There are a few general themes: be explicit about your assumptions and try to verify or falsify them as soon as you may; do experiments; beware of certain mistakes or logical short-cuts; learn statistics; understand what you are saying. Wonderful notions all, but I'm not sure whether they are working out for me.
Occasionally I'll get an email that has a couple of sentences but somehow manages to squeeze in all sorts of conflations, non sequiturs, and general fudging. It's hard to know where to begin. I can make a fair stab at analyzing the errors, but synthesizing a response that actually helps is very hard.
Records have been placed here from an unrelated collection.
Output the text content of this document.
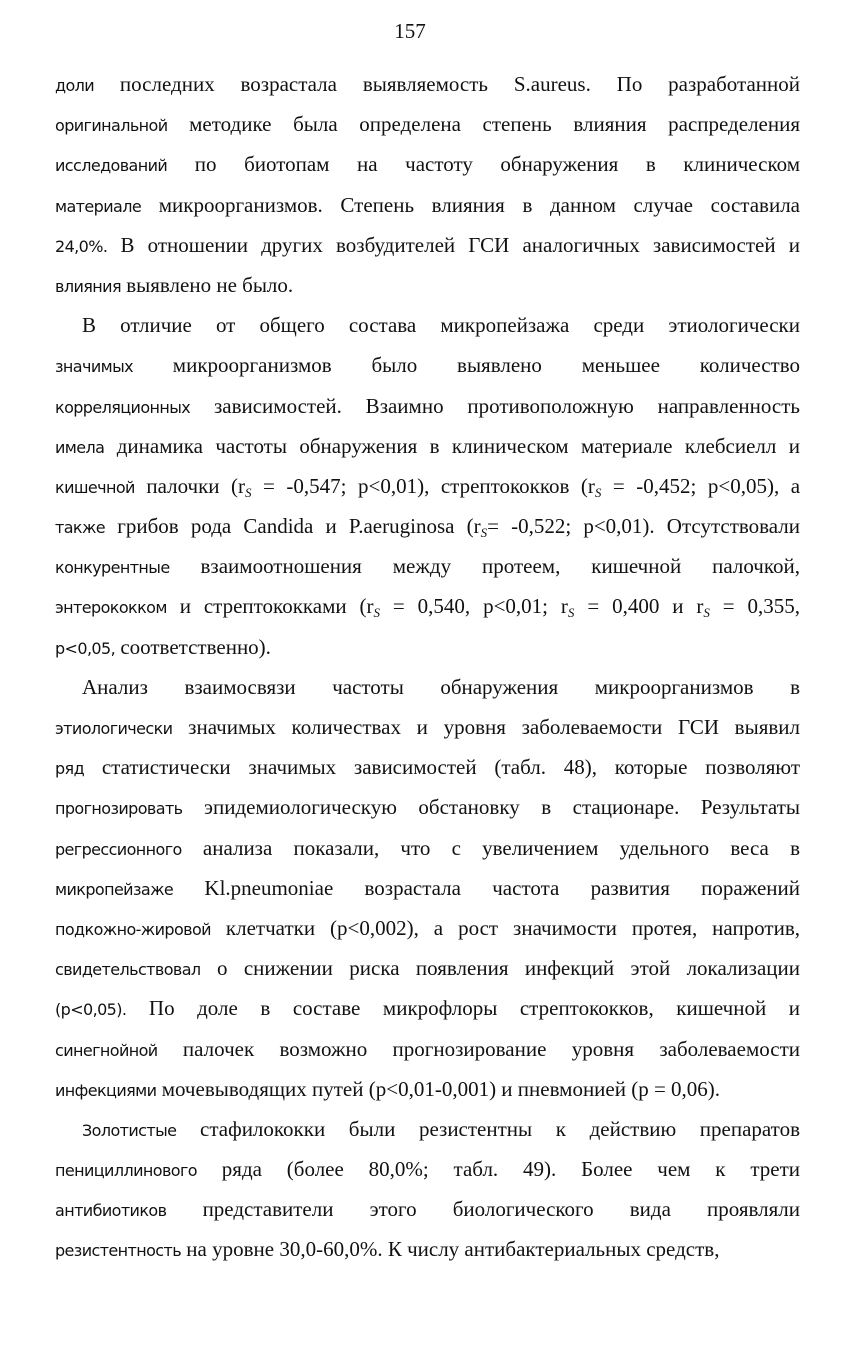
157
доли последних возрастала выявляемость S.aureus. По разработанной
оригинальной методике была определена степень влияния распределения
исследований по биотопам на частоту обнаружения в клиническом
материале микроорганизмов. Степень влияния в данном случае составила
24,0%. В отношении других возбудителей ГСИ аналогичных зависимостей и
влияния выявлено не было.
В отличие от общего состава микропейзажа среди этиологически
значимых микроорганизмов было выявлено меньшее количество
корреляционных зависимостей. Взаимно противоположную направленность
имела динамика частоты обнаружения в клиническом материале клебсиелл и
кишечной палочки ($r_S = -0,547$; p<0,01), стрептококков ($r_S = -0,452$; p<0,05), а
также грибов рода Candida и P.aeruginosa ($r_S= -0,522$; p<0,01). Отсутствовали
конкурентные взаимоотношения между протеем, кишечной палочкой,
энтерококком и стрептококками ($r_S = 0,540$, p<0,01; $r_S = 0,400$ и $r_S = 0,355$,
p<0,05, соответственно).
Анализ взаимосвязи частоты обнаружения микроорганизмов в
этиологически значимых количествах и уровня заболеваемости ГСИ выявил
ряд статистически значимых зависимостей (табл. 48), которые позволяют
прогнозировать эпидемиологическую обстановку в стационаре. Результаты
регрессионного анализа показали, что с увеличением удельного веса в
микропейзаже Kl.pneumoniae возрастала частота развития поражений
подкожно-жировой клетчатки (p<0,002), а рост значимости протея, напротив,
свидетельствовал о снижении риска появления инфекций этой локализации
(p<0,05). По доле в составе микрофлоры стрептококков, кишечной и
синегнойной палочек возможно прогнозирование уровня заболеваемости
инфекциями мочевыводящих путей (p<0,01-0,001) и пневмонией (p = 0,06).
Золотистые стафилококки были резистентны к действию препаратов
пенициллинового ряда (более 80,0%; табл. 49). Более чем к трети
антибиотиков представители этого биологического вида проявляли
резистентность на уровне 30,0-60,0%. К числу антибактериальных средств,
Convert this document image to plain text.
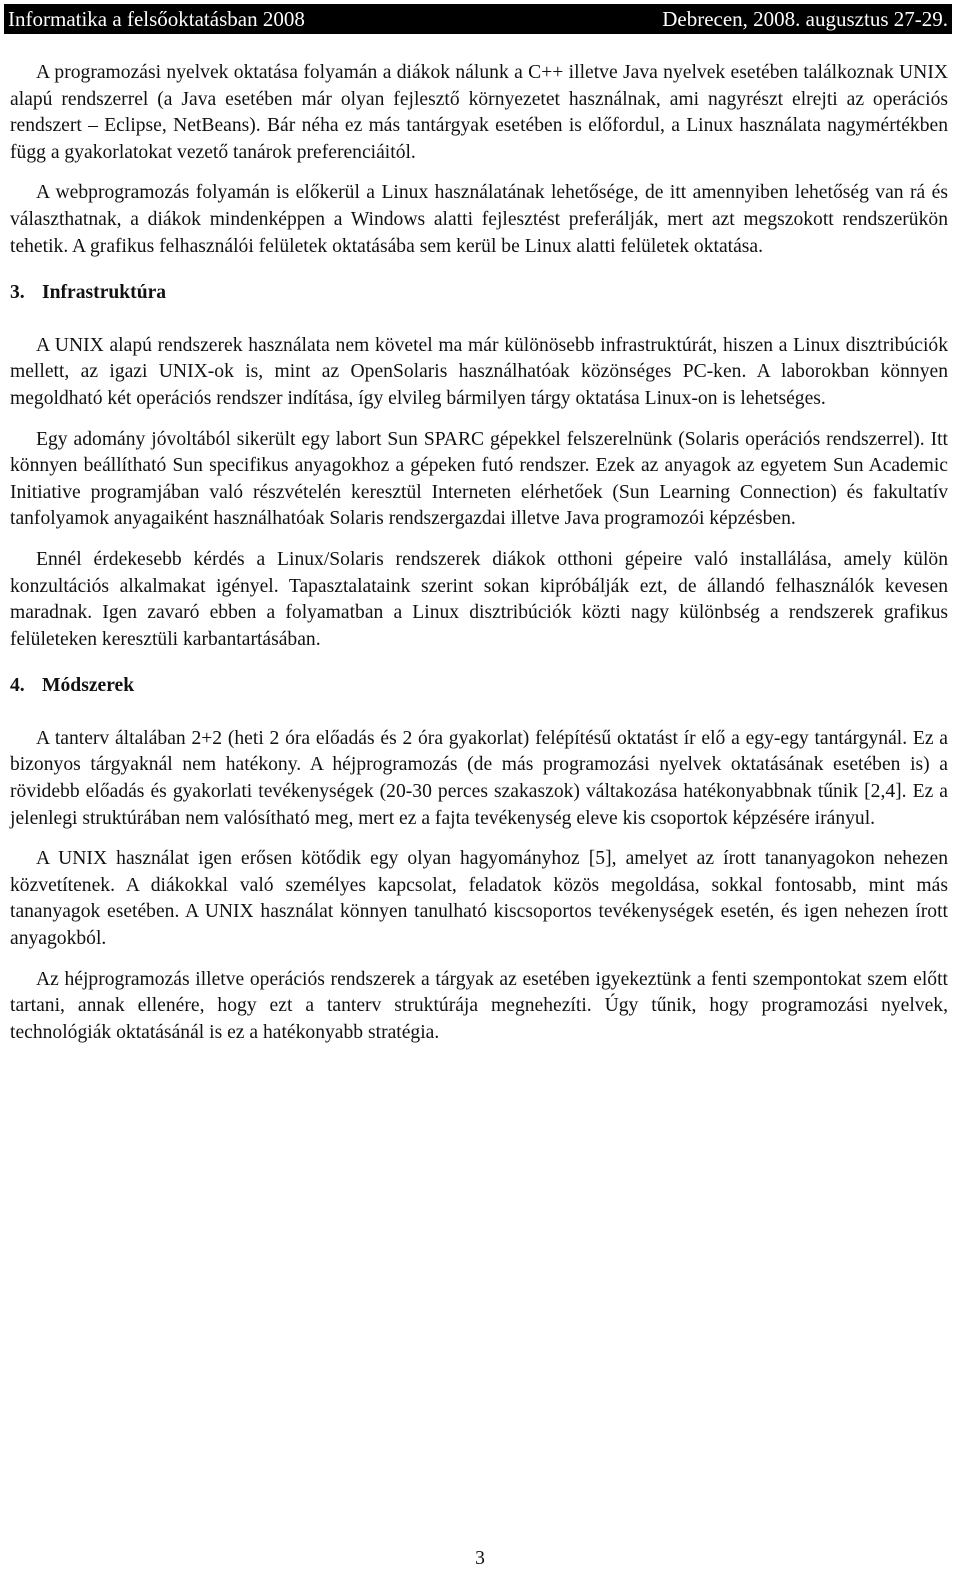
Informatika a felsőoktatásban 2008	Debrecen, 2008. augusztus 27-29.

A programozási nyelvek oktatása folyamán a diákok nálunk a C++ illetve Java nyelvek esetében találkoznak UNIX alapú rendszerrel (a Java esetében már olyan fejlesztő környezetet használnak, ami nagyrészt elrejti az operációs rendszert – Eclipse, NetBeans). Bár néha ez más tantárgyak esetében is előfordul, a Linux használata nagymértékben függ a gyakorlatokat vezető tanárok preferenciáitól.

A webprogramozás folyamán is előkerül a Linux használatának lehetősége, de itt amennyiben lehetőség van rá és választhatnak, a diákok mindenképpen a Windows alatti fejlesztést preferálják, mert azt megszokott rendszerükön tehetik. A grafikus felhasználói felületek oktatásába sem kerül be Linux alatti felületek oktatása.

3. Infrastruktúra

A UNIX alapú rendszerek használata nem követel ma már különösebb infrastruktúrát, hiszen a Linux disztribúciók mellett, az igazi UNIX-ok is, mint az OpenSolaris használhatóak közönséges PC-ken. A laborokban könnyen megoldható két operációs rendszer indítása, így elvileg bármilyen tárgy oktatása Linux-on is lehetséges.

Egy adomány jóvoltából sikerült egy labort Sun SPARC gépekkel felszerelnünk (Solaris operációs rendszerrel). Itt könnyen beállítható Sun specifikus anyagokhoz a gépeken futó rendszer. Ezek az anyagok az egyetem Sun Academic Initiative programjában való részvételén keresztül Interneten elérhetőek (Sun Learning Connection) és fakultatív tanfolyamok anyagaiként használhatóak Solaris rendszergazdai illetve Java programozói képzésben.

Ennél érdekesebb kérdés a Linux/Solaris rendszerek diákok otthoni gépeire való installálása, amely külön konzultációs alkalmakat igényel. Tapasztalataink szerint sokan kipróbálják ezt, de állandó felhasználók kevesen maradnak. Igen zavaró ebben a folyamatban a Linux disztribúciók közti nagy különbség a rendszerek grafikus felületeken keresztüli karbantartásában.

4. Módszerek

A tanterv általában 2+2 (heti 2 óra előadás és 2 óra gyakorlat) felépítésű oktatást ír elő a egy-egy tantárgynál. Ez a bizonyos tárgyaknál nem hatékony. A héjprogramozás (de más programozási nyelvek oktatásának esetében is) a rövidebb előadás és gyakorlati tevékenységek (20-30 perces szakaszok) váltakozása hatékonyabbnak tűnik [2,4]. Ez a jelenlegi struktúrában nem valósítható meg, mert ez a fajta tevékenység eleve kis csoportok képzésére irányul.

A UNIX használat igen erősen kötődik egy olyan hagyományhoz [5], amelyet az írott tananyagokon nehezen közvetítenek. A diákokkal való személyes kapcsolat, feladatok közös megoldása, sokkal fontosabb, mint más tananyagok esetében. A UNIX használat könnyen tanulható kiscsoportos tevékenységek esetén, és igen nehezen írott anyagokból.

Az héjprogramozás illetve operációs rendszerek a tárgyak az esetében igyekeztünk a fenti szempontokat szem előtt tartani, annak ellenére, hogy ezt a tanterv struktúrája megnehezíti. Úgy tűnik, hogy programozási nyelvek, technológiák oktatásánál is ez a hatékonyabb stratégia.

3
Rigour also puts a restraint on rhetoric. It's hard to say something convincingly when you have a bunch of qualifiers dangling at the end. My writing (even now!) is slowed down as I notice the unfounded assertions and unstated assumptions that lie behind it.
Also, much of this doesn't help you get from a vague, interesting intuition to a workable idea, from hunch to hypothesis, if you will. Sometimes a notion needs to time to grow before it's rejected as irrational or incorrect. Something like Thinking Hats can help here.
This is all peanuts though. Do more science. Really.